I just renewed my SLA membership, the only library association I belong to. Why is it the only one? I love the people at SLA, the courses they offer and how they keep up with the times and technologies. Even with all of that, I wouldn’t be a member if they treated members the same way some of the other associations do.

I was recently asked to participate in an interest group for an association. I said, ‘heck yeah, but I’m not a member do I have to be?’ Apparently I can participate for a period of time without being a member – but why not join the association?? It’s simple. I do a lot of speaking and I have only one rule when it comes to speaking – I will not pay to speak for an association (local libraries – sure – but big associations – fat chance). I will accept a reimbursement of my expenses (without honorarium) in most cases, but I will not pay out of pocket to speak for an association when I can educate librarians at no cost to me via several other venues.
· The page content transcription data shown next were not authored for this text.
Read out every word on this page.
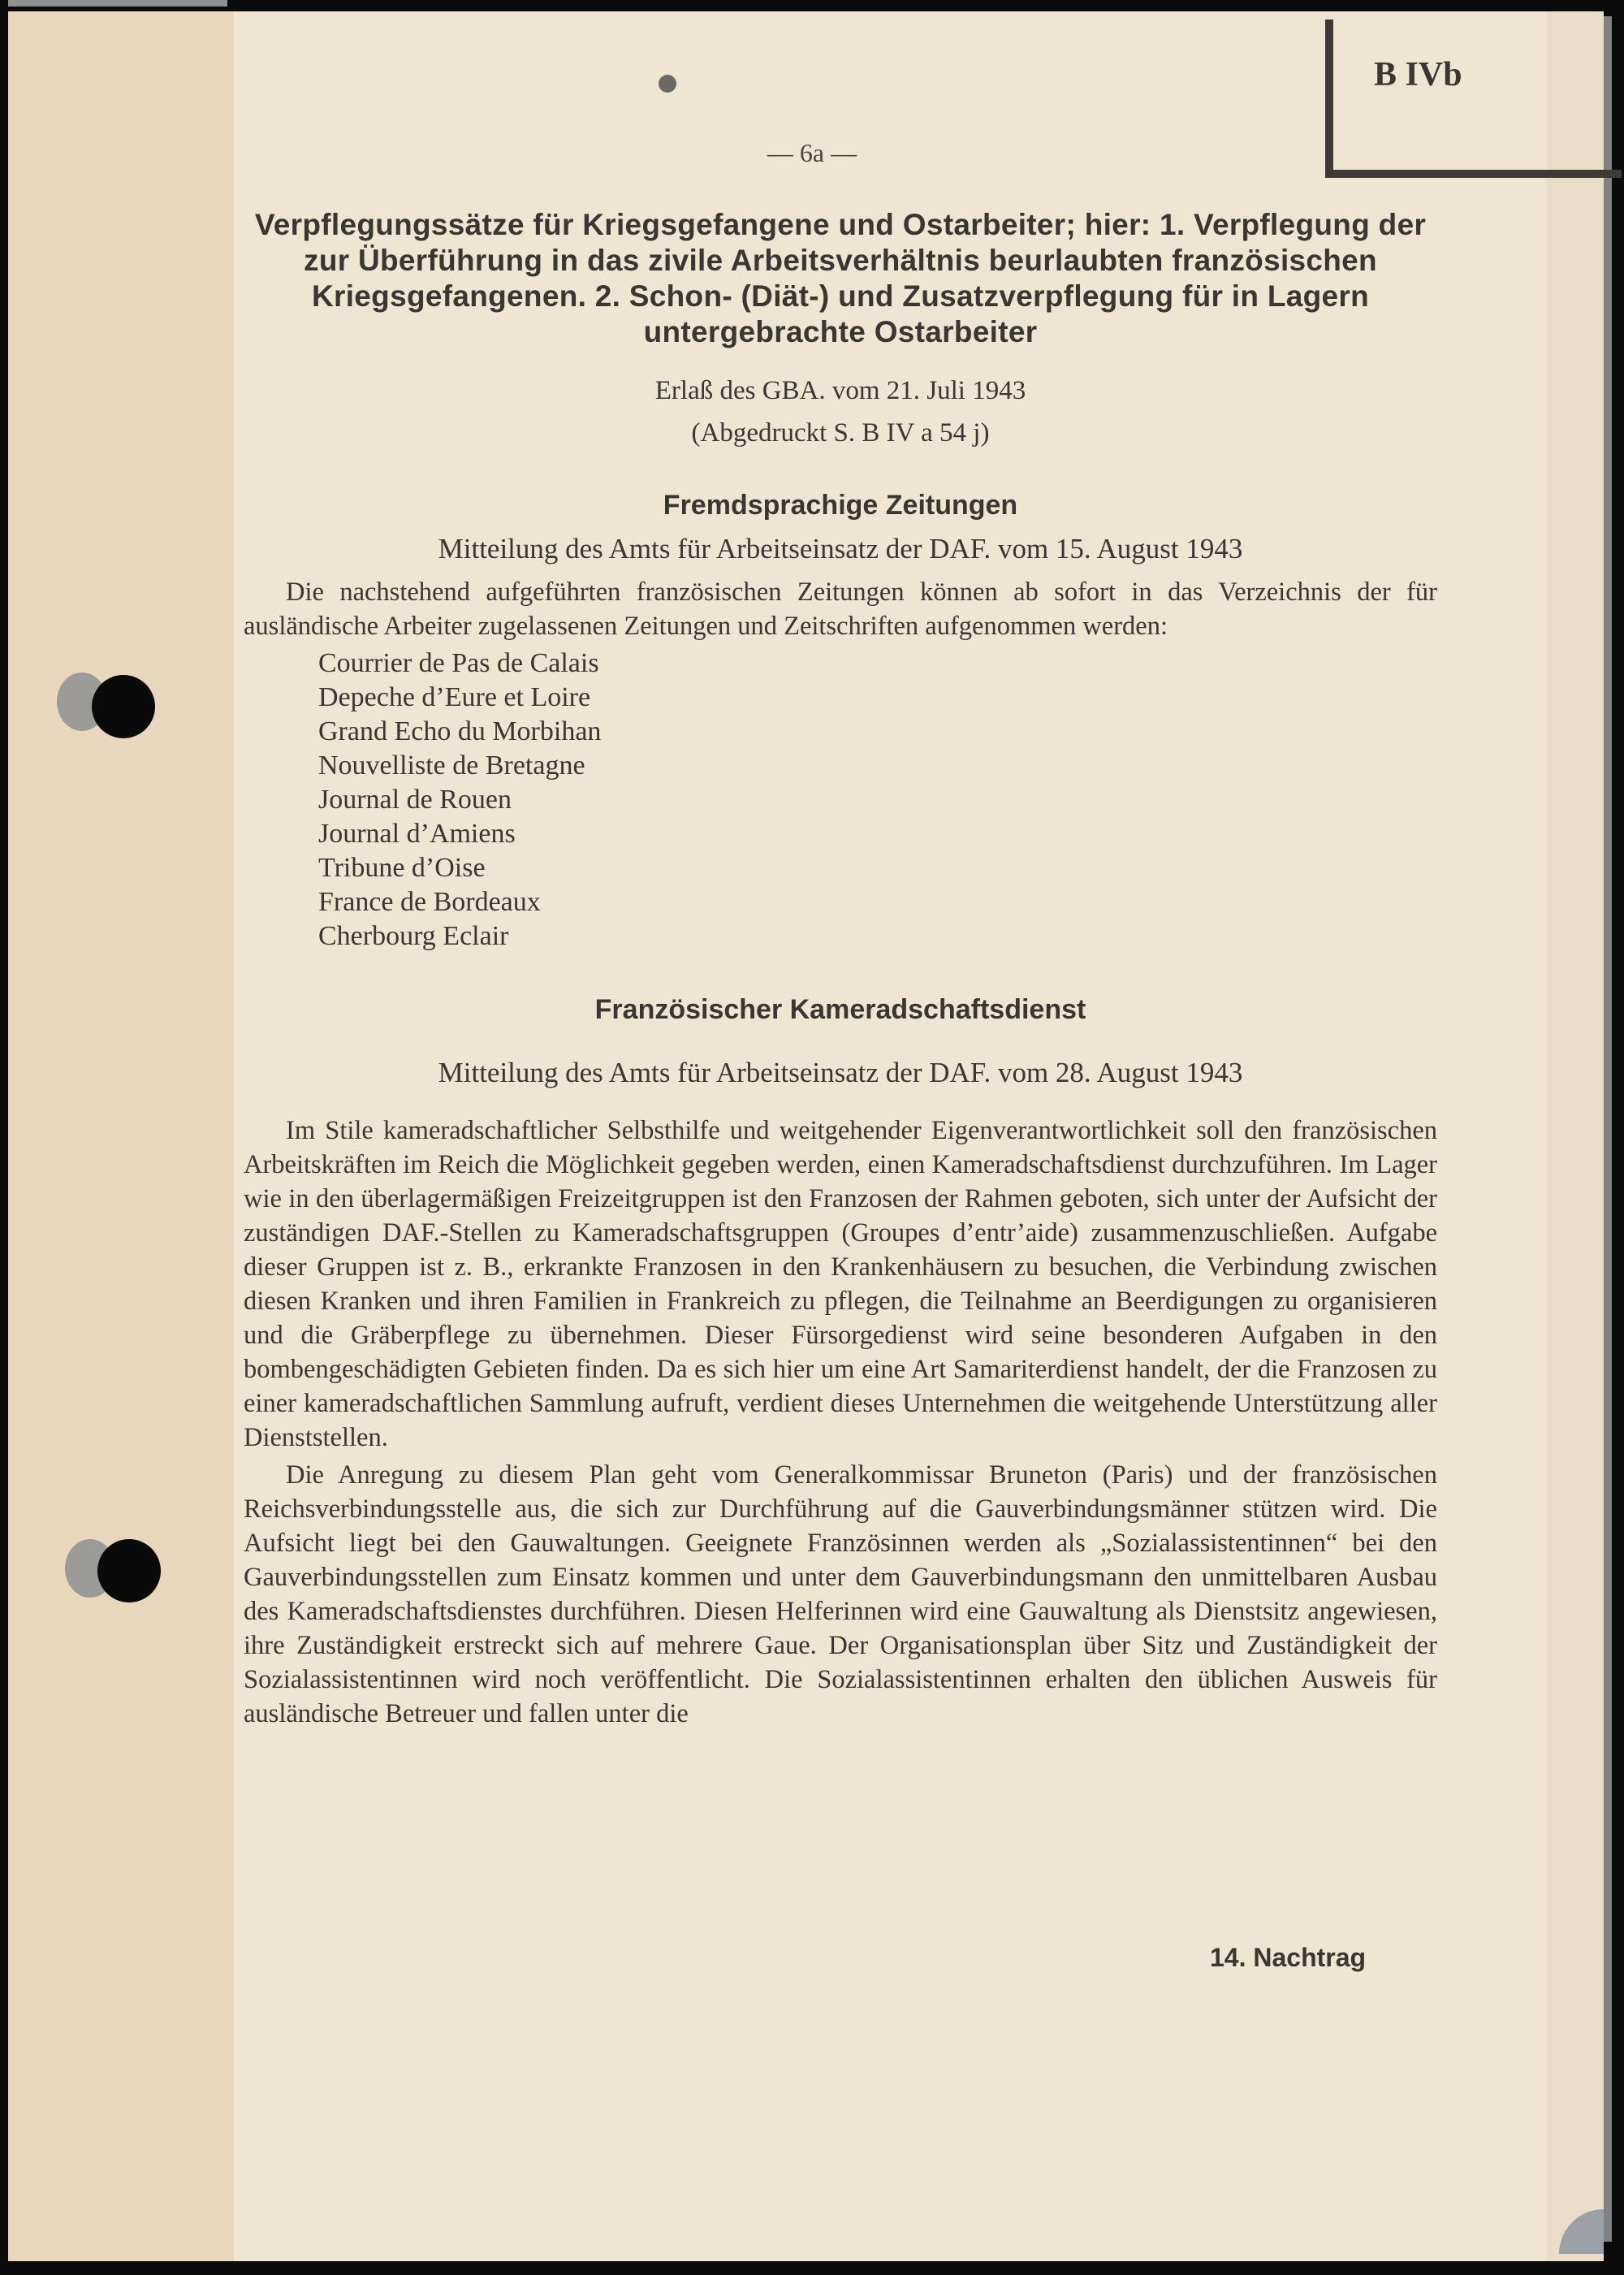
B IVb
— 6a —

Verpflegungssätze für Kriegsgefangene und Ostarbeiter; hier: 1. Verpflegung der zur Überführung in das zivile Arbeitsverhältnis beurlaubten französischen Kriegsgefangenen. 2. Schon- (Diät-) und Zusatzverpflegung für in Lagern untergebrachte Ostarbeiter

Erlaß des GBA. vom 21. Juli 1943

(Abgedruckt S. B IV a 54 j)

Fremdsprachige Zeitungen

Mitteilung des Amts für Arbeitseinsatz der DAF. vom 15. August 1943

Die nachstehend aufgeführten französischen Zeitungen können ab sofort in das Verzeichnis der für ausländische Arbeiter zugelassenen Zeitungen und Zeitschriften aufgenommen werden:

Courrier de Pas de Calais
Depeche d’Eure et Loire
Grand Echo du Morbihan
Nouvelliste de Bretagne
Journal de Rouen
Journal d’Amiens
Tribune d’Oise
France de Bordeaux
Cherbourg Eclair

Französischer Kameradschaftsdienst

Mitteilung des Amts für Arbeitseinsatz der DAF. vom 28. August 1943

Im Stile kameradschaftlicher Selbsthilfe und weitgehender Eigenverantwortlichkeit soll den französischen Arbeitskräften im Reich die Möglichkeit gegeben werden, einen Kameradschaftsdienst durchzuführen. Im Lager wie in den überlagermäßigen Freizeitgruppen ist den Franzosen der Rahmen geboten, sich unter der Aufsicht der zuständigen DAF.-Stellen zu Kameradschaftsgruppen (Groupes d’entr’aide) zusammenzuschließen. Aufgabe dieser Gruppen ist z. B., erkrankte Franzosen in den Krankenhäusern zu besuchen, die Verbindung zwischen diesen Kranken und ihren Familien in Frankreich zu pflegen, die Teilnahme an Beerdigungen zu organisieren und die Gräberpflege zu übernehmen. Dieser Fürsorgedienst wird seine besonderen Aufgaben in den bombengeschädigten Gebieten finden. Da es sich hier um eine Art Samariterdienst handelt, der die Franzosen zu einer kameradschaftlichen Sammlung aufruft, verdient dieses Unternehmen die weitgehende Unterstützung aller Dienststellen.

Die Anregung zu diesem Plan geht vom Generalkommissar Bruneton (Paris) und der französischen Reichsverbindungsstelle aus, die sich zur Durchführung auf die Gauverbindungsmänner stützen wird. Die Aufsicht liegt bei den Gauwaltungen. Geeignete Französinnen werden als „Sozialassistentinnen“ bei den Gauverbindungsstellen zum Einsatz kommen und unter dem Gauverbindungsmann den unmittelbaren Ausbau des Kameradschaftsdienstes durchführen. Diesen Helferinnen wird eine Gauwaltung als Dienstsitz angewiesen, ihre Zuständigkeit erstreckt sich auf mehrere Gaue. Der Organisationsplan über Sitz und Zuständigkeit der Sozialassistentinnen wird noch veröffentlicht. Die Sozialassistentinnen erhalten den üblichen Ausweis für ausländische Betreuer und fallen unter die

14. Nachtrag
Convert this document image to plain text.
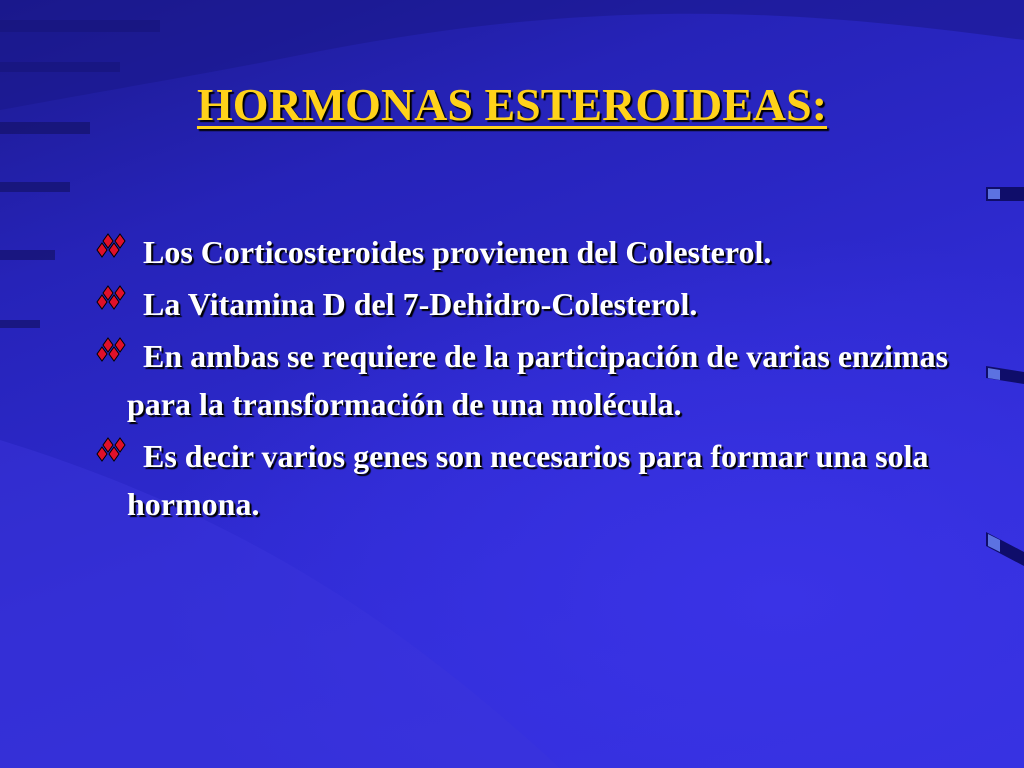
HORMONAS ESTEROIDEAS:
Los Corticosteroides provienen del Colesterol.
La Vitamina D del 7-Dehidro-Colesterol.
En ambas se requiere de la participación de varias enzimas para la transformación de una molécula.
Es decir varios genes son necesarios para formar una sola hormona.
Today I filled out forms to speak at 3 conferences. Two of them require that members speak without any compensation and I just can’t live with that – so I don’t join. I spoke at a state conference last year and had to fight to get my mileage reimbursed because they insisted that association members and librarians who work in the state don’t get paid to speak. Why?

I want to belong to more associations, I want to help the library profession and share my knowledge, but I do not want to – and will not – go bankrupt doing so.

So there you go, that’s the reason I am not a member of many library associations that I would love to join (and pay for membership in). That’s the reason you’ll be seeing me at so many conferences next year – because I’m not a member and that means I can actually afford to come speak to you.